Şarkı: Birdy- Strange Birds
Savaş denilen şey düşmanlar arasında ölümüne yapılan bir şeydi. Benim en büyük savaşım düşmanımla değil babamlaydı.
Yüzüklerden birisinin bana ait olduğunu öğrendiğinde bana şu an ki gibi davranmayacağına eminim. Onun gözünde daha kıymetli olacağım - ama sadece göstermelik- gururlu görünecek ve belki de gerçek bir baba gibi davranacak. Ama istediğim bu değil. Bir yüzük için bana iyi davranmasını, değer verdiğini göstermesini istemiyorum. Kendi başarımla onu gururlandırmak istiyorum. Yüzüğün sahibi olduğum için değil, zamanı geldiğinde iyi bir yönetici olarak karşısına çıktığımda başarımla gururlanmasını istiyorum. Ve hissediyorum bunların olmasına çok az kaldı. Barlas'la beraber Anemoia'nın yönetimine geçtiğimizde her şey değişecek. Tüm kurallar bozulacak, diyar alt üst olacak ama tekrar ayağa kalkacak ve halkı için elinden geleni yapan yeni yöneticileri olacak.
🗡🗡🗡
Abim yanımızdan ayrılıp, halkla sohbet etmeye devam etti. "Neden aniden söyledin?" diye sordum Barlas'a. "Gizlemeye çalışıp yalan söylesen daha çok dikkat çekerdi Algin. Parmaklarımızda yüzüklerin değişimini gördü anlamayacağını mı düşünüyordun?" diye yanıtladı sorumu. Bir yandan haklıydı. "Tamam ama şimdi nasıl anlatacağız her şeyi? Biz bile tam anlamıyla neler yaşayacağımızı, neler yapacağımızı bilmiyoruz." dedim.

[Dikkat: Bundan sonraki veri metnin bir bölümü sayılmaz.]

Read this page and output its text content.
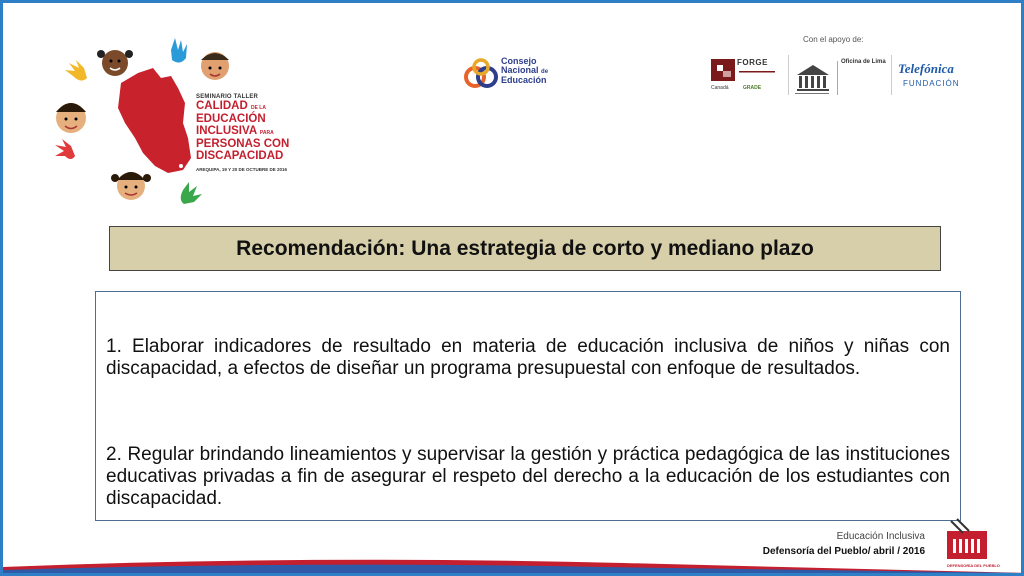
SEMINARIO TALLER
CALIDAD DE LA
EDUCACIÓN
INCLUSIVA PARA
PERSONAS CON
DISCAPACIDAD
AREQUIPA, 19 Y 20 DE OCTUBRE DE 2016
Consejo
Nacional de
Educación
Con el apoyo de:
FORGE
Canadá	GRADE
Oficina de Lima Telefónica
FUNDACIÓN
Recomendación: Una estrategia de corto y mediano plazo

1. Elaborar indicadores de resultado en materia de educación inclusiva de niños y niñas con discapacidad, a efectos de diseñar un programa presupuestal con enfoque de resultados.

2. Regular brindando lineamientos y supervisar la gestión y práctica pedagógica de las instituciones educativas privadas a fin de asegurar el respeto del derecho a la educación de los estudiantes con discapacidad.

Educación Inclusiva
Defensoría del Pueblo/ abril / 2016
DEFENSORÍA DEL PUEBLO
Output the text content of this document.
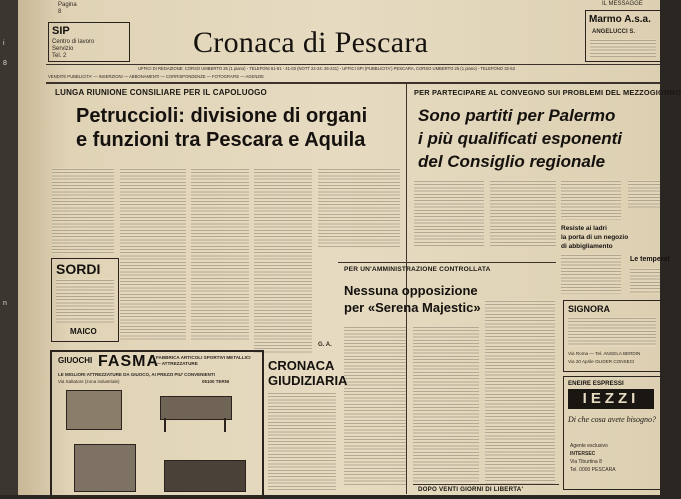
i
8
n
Pagina
8
IL MESSAGGE
SIP
Centro di lavoro
Servizio
Tel. 2	Cronaca di Pescara
Marmo A.s.a.
ANGELUCCI S.
UFFICI DI REDAZIONE: CORSO UMBERTO 25 (1 piano) - TELEFONI 61-81 - 41-03 (NOTT 22-24: 26-221) - UFFICI SPI (PUBBLICITA') PESCARA, CORSO UMBERTO 25 (1 piano) - TELEFONO 32-53
VENDITE PUBBLICITA' — INSERZIONI — ABBONAMENTI — CORRISPONDENZE — FOTOGRAFIE — AGENZIE
LUNGA RIUNIONE CONSILIARE PER IL CAPOLUOGO
Petruccioli: divisione di organi
e funzioni tra Pescara e Aquila
G. A.
SORDI
MAICO
GIUOCHI FASMA
FABBRICA ARTICOLI SPORTIVI METALLICI — ATTREZZATURE
LE MIGLIORI ATTREZZATURE DA GIUOCO, AI PREZZI PIU' CONVENIENTI
Via Saltatore (zona industriale)	05100 TERNI
PER PARTECIPARE AL CONVEGNO SUI PROBLEMI DEL MEZZOGIORNO
Sono partiti per Palermo
i più qualificati esponenti
del Consiglio regionale
Resiste ai ladri
la porta di un negozio
di abbigliamento
Le temperat
PER UN'AMMINISTRAZIONE CONTROLLATA
Nessuna opposizione
per «Serena Majestic»
CRONACA
GIUDIZIARIA
SIGNORA
Via Roma — Tel. ANGELA BERDIN
Via 20 Aprile OLIDER CONSECI
ENEIRE ESPRESSI
IEZZI
Di che cosa avete bisogno?
Agente esclusivo
INTERSEC
Via Tiburtina 8
Tel. 0000 PESCARA
DOPO VENTI GIORNI DI LIBERTA'
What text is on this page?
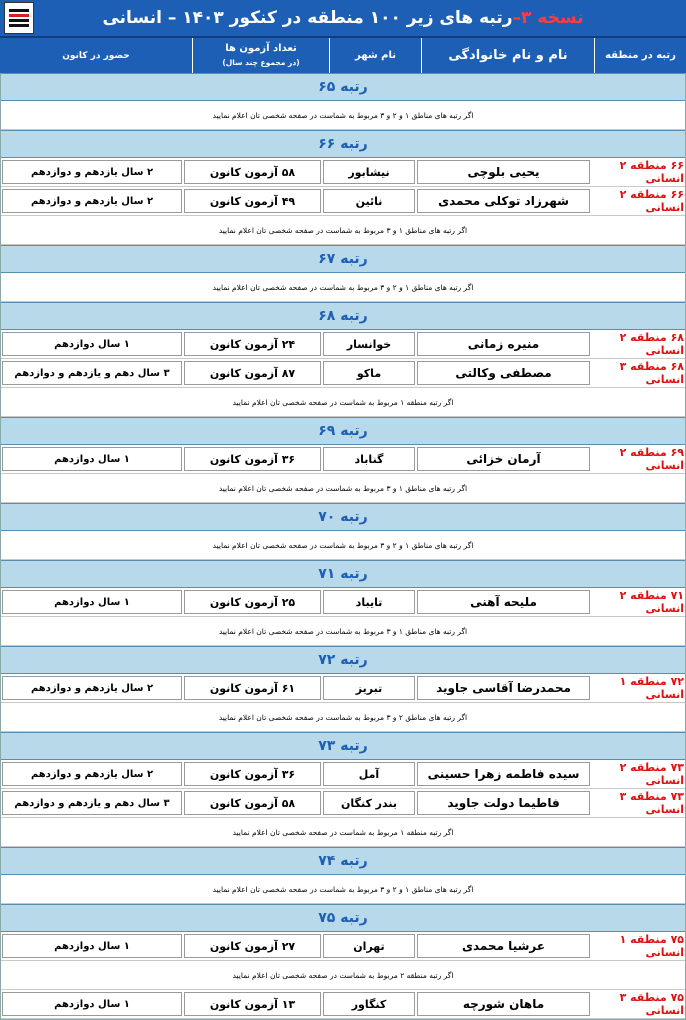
نسخه ۳
–
رتبه های زیر ۱۰۰ منطقه در کنکور ۱۴۰۳ – انسانی
رتبه در منطقه
نام و نام خانوادگی
نام شهر
تعداد آزمون ها
(در مجموع چند سال)
حضور در کانون
رتبه ۶۵
اگر رتبه های مناطق ۱ و ۲ و ۳ مربوط به شماست در صفحه شخصی تان اعلام نمایید
رتبه ۶۶
۶۶ منطقه ۲ انسانی
یحیی بلوچی
نیشابور
۵۸ آزمون کانون
۲ سال یازدهم و دوازدهم
۶۶ منطقه ۲ انسانی
شهرزاد توکلی محمدی
نائین
۴۹ آزمون کانون
۲ سال یازدهم و دوازدهم
اگر رتبه های مناطق ۱ و ۳ مربوط به شماست در صفحه شخصی تان اعلام نمایید
رتبه ۶۷
اگر رتبه های مناطق ۱ و ۲ و ۳ مربوط به شماست در صفحه شخصی تان اعلام نمایید
رتبه ۶۸
۶۸ منطقه ۲ انسانی
منیره زمانی
خوانسار
۲۴ آزمون کانون
۱ سال دوازدهم
۶۸ منطقه ۳ انسانی
مصطفی وکالتی
ماکو
۸۷ آزمون کانون
۳ سال دهم و یازدهم و دوازدهم
اگر رتبه منطقه ۱ مربوط به شماست در صفحه شخصی تان اعلام نمایید
رتبه ۶۹
۶۹ منطقه ۲ انسانی
آرمان خزائی
گناباد
۳۶ آزمون کانون
۱ سال دوازدهم
اگر رتبه های مناطق ۱ و ۳ مربوط به شماست در صفحه شخصی تان اعلام نمایید
رتبه ۷۰
اگر رتبه های مناطق ۱ و ۲ و ۳ مربوط به شماست در صفحه شخصی تان اعلام نمایید
رتبه ۷۱
۷۱ منطقه ۲ انسانی
ملیحه آهنی
تایباد
۲۵ آزمون کانون
۱ سال دوازدهم
اگر رتبه های مناطق ۱ و ۳ مربوط به شماست در صفحه شخصی تان اعلام نمایید
رتبه ۷۲
۷۲ منطقه ۱ انسانی
محمدرضا آقاسی جاوید
تبریز
۶۱ آزمون کانون
۲ سال یازدهم و دوازدهم
اگر رتبه های مناطق ۲ و ۳ مربوط به شماست در صفحه شخصی تان اعلام نمایید
رتبه ۷۳
۷۳ منطقه ۲ انسانی
سیده فاطمه زهرا حسینی
آمل
۳۶ آزمون کانون
۲ سال یازدهم و دوازدهم
۷۳ منطقه ۳ انسانی
فاطیما دولت جاوید
بندر کنگان
۵۸ آزمون کانون
۳ سال دهم و یازدهم و دوازدهم
اگر رتبه منطقه ۱ مربوط به شماست در صفحه شخصی تان اعلام نمایید
رتبه ۷۴
اگر رتبه های مناطق ۱ و ۲ و ۳ مربوط به شماست در صفحه شخصی تان اعلام نمایید
رتبه ۷۵
۷۵ منطقه ۱ انسانی
عرشیا محمدی
تهران
۲۷ آزمون کانون
۱ سال دوازدهم
اگر رتبه منطقه ۲ مربوط به شماست در صفحه شخصی تان اعلام نمایید
۷۵ منطقه ۳ انسانی
ماهان شورچه
کنگاور
۱۳ آزمون کانون
۱ سال دوازدهم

"Biz anlatmayacağız. Biz bu yüzüklerin ikinci sahipleriyiz. Aradan çekileceğiz ve yüzüğün ilk sahipleri abine her şeyi anlatacak." dedi.
"O zaman abim halkla konuşması bittiğinde kristal mağarasına gidelim." dediğimde sadece başıyla onayladı ve abimi beklemeye başladık.
Kısa süre sonra abim yanımıza geldi. "Krallığa gidiyoruz ve bana her şeyi anlatıyorsun Algin hadi." dedi abim ve yanımdan hızlı adımlarla geçti. Adımlarımı hızlandırıp yanına ilerledim ve, "Abi her şeyi ben değil yüzüklerin ilk sahipleri anlatacak." dedim. Duraksayıp anlamamış gözlerle bana baktı. "Ne?" dedi sadece.
"Yüzüklerin ilk sahipleri de kimler? Neler diyorsun Algin hiçbir şey anlamıyorum." diye ekledi. "Kristal mağarasına gideceğiz. Orda merak ettiğin her şeyi öğrenirsin." dedim. "Neden siz anlatmıyorsunuz mağaraya gidiyoruz?" diye sordu abim. "Çünkü bizde her şeyi bilmiyoruz." dedim ve abimle atlarımıza doğru ilerlemeye başladık. Barlas krallığına gidip atını alacağını ve mağaraya geleceğini söylemişti.
Yol boyunca çıkan tek ses atlarımızın kurumuş yapraklara ve dallara bastığında gelen çıtırtılardı.
Abimle aynı krallığın içinde birbirimizden uzakta büyümüştük. Büyütülmüştük. Ama aramızda birbirimize karşı hep bir yakınlık vardı. Birbirimize bunu itiraf edemesek de öyleydi. Uzaklığın getirdiği yakınlık.
Kristal mağarasının yakınlarına geldiğimizde atlarımızdan inip mağaranın girişine doğru ilerledik. Barlas gelmiş bizi bekliyordu. Yanına ilerlediğimiz sırada yüzükler hem yan yana olmamızdan dolayı hem de mağaranın girişinde olmamızdan dolayı tekrar şekil değiştirmeye başlamıştı.
"Bu yüzükler neden sürekli şekil değiştiriyor?" dedim abim gözleri yüzüğümdeydi. "İçeride ne merak ediyorsan öğreneceksin abi. Ama sakın babama hiçbir şey söyleme." dedi gözlerine bakarak.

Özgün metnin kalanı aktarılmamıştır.